E’ una vicenda torinese, ma il ragionamento vale per tutte le grandi città italiane, e per molte anche più piccole. Si è discusso tanto di Manet, ma troppo poco di monnezza. A Roma se n’è parlato, più che altro in termini di pulizia. Mentre il problema principale ovunque è – o meglio dovrebbe essere – quello del mancato riciclo. Insomma, di uno spreco gigantesco e quotidiano che ha dei costi economici ed ambientali. E’ in particolare una forza come 5 Stelle che dovrebbe mobilitarsi pancia a terra affinché i cittadini differenzino tutti i rifiuti con attenzione.

Dunque, sentite qual è la storia torinese emblematica: un inceneritore quasi completamente fermo da due settimane.

Il Comune di Druento, in provincia di Torino, non vuole più ricevere le oltre 160 tonnellate giornaliere di rifiuti che a causa della crisi provvisoria dell’inceneritore del Gerbido vengono portate nella sua discarica.

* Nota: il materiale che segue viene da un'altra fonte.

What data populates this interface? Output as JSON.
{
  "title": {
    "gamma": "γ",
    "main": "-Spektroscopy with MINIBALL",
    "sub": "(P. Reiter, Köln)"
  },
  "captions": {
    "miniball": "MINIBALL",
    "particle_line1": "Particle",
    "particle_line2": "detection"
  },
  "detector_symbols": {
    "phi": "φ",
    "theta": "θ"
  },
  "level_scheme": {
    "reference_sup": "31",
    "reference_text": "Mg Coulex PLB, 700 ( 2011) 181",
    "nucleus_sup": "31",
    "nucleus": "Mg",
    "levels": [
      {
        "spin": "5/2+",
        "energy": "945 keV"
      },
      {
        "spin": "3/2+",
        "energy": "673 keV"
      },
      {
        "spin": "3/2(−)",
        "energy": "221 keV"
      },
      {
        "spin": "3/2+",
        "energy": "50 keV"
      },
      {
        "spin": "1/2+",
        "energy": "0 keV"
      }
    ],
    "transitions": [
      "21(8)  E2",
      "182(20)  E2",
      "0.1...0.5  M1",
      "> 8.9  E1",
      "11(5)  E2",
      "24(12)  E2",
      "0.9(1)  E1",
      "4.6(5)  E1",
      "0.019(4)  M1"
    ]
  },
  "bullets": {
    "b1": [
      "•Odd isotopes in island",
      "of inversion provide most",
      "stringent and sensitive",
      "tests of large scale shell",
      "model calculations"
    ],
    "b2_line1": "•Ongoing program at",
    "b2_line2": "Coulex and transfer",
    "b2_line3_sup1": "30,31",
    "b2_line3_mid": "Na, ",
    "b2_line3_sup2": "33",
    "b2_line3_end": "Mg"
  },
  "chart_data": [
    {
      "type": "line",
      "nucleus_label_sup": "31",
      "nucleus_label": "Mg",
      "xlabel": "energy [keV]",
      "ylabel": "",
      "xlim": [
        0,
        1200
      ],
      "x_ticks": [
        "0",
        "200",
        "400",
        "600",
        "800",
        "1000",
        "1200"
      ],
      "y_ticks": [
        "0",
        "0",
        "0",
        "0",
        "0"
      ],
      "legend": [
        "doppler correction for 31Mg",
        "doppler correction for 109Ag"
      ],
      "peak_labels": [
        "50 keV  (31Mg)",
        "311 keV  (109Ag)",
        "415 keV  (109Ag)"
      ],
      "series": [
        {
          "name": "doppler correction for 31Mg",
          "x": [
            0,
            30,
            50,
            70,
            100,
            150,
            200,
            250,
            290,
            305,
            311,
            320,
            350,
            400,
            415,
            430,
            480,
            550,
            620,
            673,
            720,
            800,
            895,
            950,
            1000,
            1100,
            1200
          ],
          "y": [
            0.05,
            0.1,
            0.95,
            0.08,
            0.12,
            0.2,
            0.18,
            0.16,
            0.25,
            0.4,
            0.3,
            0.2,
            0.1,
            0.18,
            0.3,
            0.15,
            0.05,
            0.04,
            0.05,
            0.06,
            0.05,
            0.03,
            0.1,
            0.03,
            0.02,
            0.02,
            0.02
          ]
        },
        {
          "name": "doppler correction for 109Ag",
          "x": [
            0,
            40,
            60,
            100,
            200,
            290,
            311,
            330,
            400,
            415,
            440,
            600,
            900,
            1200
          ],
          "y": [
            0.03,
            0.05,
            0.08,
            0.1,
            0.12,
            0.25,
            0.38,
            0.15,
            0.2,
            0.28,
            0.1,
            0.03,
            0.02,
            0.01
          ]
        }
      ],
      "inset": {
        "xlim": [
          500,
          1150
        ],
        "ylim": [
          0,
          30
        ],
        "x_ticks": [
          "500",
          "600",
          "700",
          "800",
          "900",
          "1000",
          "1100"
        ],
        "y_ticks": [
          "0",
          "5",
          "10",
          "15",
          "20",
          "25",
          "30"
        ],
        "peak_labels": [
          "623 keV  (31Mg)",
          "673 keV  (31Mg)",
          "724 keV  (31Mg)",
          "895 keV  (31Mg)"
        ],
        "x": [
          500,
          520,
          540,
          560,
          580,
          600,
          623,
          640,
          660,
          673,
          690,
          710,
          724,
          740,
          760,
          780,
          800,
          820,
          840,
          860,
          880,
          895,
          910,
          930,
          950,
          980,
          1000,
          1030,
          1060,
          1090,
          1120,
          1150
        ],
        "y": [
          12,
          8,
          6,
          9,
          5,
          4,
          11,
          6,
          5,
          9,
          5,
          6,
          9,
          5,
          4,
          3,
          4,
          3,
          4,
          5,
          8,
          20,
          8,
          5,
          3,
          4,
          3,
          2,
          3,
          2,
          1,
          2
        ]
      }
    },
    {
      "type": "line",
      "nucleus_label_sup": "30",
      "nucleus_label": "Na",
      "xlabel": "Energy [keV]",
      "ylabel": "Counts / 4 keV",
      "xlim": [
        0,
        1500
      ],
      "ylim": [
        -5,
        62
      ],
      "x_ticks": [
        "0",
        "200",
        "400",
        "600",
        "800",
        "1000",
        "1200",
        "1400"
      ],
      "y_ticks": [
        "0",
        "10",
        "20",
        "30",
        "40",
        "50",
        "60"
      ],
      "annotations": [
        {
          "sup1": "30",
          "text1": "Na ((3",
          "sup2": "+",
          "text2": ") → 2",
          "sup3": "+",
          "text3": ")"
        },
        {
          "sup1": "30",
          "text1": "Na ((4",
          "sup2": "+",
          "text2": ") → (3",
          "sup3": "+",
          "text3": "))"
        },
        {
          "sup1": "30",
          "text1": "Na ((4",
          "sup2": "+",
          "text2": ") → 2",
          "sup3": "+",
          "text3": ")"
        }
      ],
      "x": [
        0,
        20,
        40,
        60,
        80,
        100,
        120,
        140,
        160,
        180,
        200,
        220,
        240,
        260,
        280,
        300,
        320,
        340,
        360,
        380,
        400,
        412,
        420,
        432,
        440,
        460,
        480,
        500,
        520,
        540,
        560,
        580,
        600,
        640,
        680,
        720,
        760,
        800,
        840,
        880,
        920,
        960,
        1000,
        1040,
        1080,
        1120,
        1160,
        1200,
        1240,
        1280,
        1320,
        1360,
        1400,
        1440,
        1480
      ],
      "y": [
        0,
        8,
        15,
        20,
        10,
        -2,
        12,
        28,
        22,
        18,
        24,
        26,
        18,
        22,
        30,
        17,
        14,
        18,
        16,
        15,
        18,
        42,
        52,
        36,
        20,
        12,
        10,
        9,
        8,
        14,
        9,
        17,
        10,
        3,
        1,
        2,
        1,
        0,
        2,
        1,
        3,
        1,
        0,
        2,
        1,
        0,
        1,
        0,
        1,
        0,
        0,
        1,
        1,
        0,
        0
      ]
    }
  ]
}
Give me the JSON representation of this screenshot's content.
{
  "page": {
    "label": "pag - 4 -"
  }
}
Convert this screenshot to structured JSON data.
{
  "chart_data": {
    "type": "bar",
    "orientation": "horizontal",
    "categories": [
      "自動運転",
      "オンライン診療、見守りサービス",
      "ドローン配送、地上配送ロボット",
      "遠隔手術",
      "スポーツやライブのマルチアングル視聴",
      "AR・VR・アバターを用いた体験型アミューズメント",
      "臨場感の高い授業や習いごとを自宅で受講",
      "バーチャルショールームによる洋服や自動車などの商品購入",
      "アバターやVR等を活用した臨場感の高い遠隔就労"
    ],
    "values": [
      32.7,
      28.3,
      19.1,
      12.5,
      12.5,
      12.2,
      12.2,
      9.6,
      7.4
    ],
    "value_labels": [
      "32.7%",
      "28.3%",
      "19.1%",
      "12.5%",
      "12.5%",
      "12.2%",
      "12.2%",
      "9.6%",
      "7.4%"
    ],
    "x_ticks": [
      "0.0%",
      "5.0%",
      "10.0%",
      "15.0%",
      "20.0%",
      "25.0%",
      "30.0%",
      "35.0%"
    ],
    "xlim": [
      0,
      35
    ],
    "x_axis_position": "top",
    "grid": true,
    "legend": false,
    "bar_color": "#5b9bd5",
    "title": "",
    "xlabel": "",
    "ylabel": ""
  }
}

La sospensione dell’attività del Gerbido è dovuta alle quantità eccessive di mercurio riscontrate durante i controlli. Si tratta di verifiche precauzionali, nessuno è veramente allarmato. A seconda dei punti di vista, si può commentare che ciò dimostrerebbe la pericolosità dell’inceneritore o, al contrario, la sua sicurezza perché i controlli sono meticolosi. Ma il punto che deve destare l’attenzione non è il gioco del cerino tra i Comuni, tra inceneritore e discariche, bensì la quantità spropositata di rifiuti indifferenziati che vengono portati a smaltimento a fronte del fatto che la stragrande maggioranza è riciclabile o, nel caso dell’umido, compostabile. Che Torino continui a portare a bruciare quasi 700 tonnellate di rifiuti al giorno, questo è il problema, questo dovrebbe essere lo scandalo. Basta aprire un cassonetto dei rifiuti per capire a occhio nudo, senza particolari analisi, senza avere una formazione scientifica, che la maggior parte di ciò che viene buttato come indifferenziabile sarebbe perfettamente differenziabile.

Settecento tonnellate sono il doppio dell’ammissibile: non stiamo parlando di desideri o di opinioni, ma di doveri di legge. La giunta regionale ha recentemente approvato il “Testo Unico sui Rifiuti” che prevede “entro il 2018 la produzione annua pro capite di rifiuto indifferenziato a livello di area vasta dovrà essere non superiore ai 190 chilogrammi ad abitante, ed entro il 2020 non superiore ai 159”. Dai primi dati rilevati dai consorzi rifiuti, fa sapere la Regione, la produzione pro capite di rifiuto urbano indifferenziato nel 2015 è stata di circa 201 kg/abitante. Un dato generale, quest’ultimo, che sembra un buon punto di partenza per il raggiungimento di questi obiettivi. Se però entriamo nel dettaglio delle varie realtà emerge la situazione problematica  del capoluogo regionale.

La Regione lo sa e nel testo approvato dalla Giunta per Torino, “in ragione della sua dimensione demografica e delle sue caratteristiche peculiari, le due scadenze slittano di due anni”. Il bonus concesso al capoluogo, con scadenza ultima 2022, non è detto che possa bastare. In base ai dati dell’Osservatorio provinciale Rifiuti, nel 2014 la quantità di rifiuto indifferenziato pro capite è stata di 279 kg/ab. Nel 2015 (dato non definitivo) la produzione di Torino è stata intorno ai 284 kg/ab. Nel 2016, inoltre, la quantità potrebbe crescere ulteriormente visto che la produzione di rifiuti indifferenziati è aumentata ancora nei primi nove mesi dell’anno. Da anni siamo fermi, la percentuale di raccolta differenziata non aumenta e le iniziative promozionali dei buoni comportamenti rimangono sporadiche. Non è molto utile né giusto prendersela sempre con qualcun altro quando lo spreco quotidiano è dovuto ai gesti sbagliati anche nostri, quelli di centinaia di migliaia di persone che vanno corresponsabilizzate.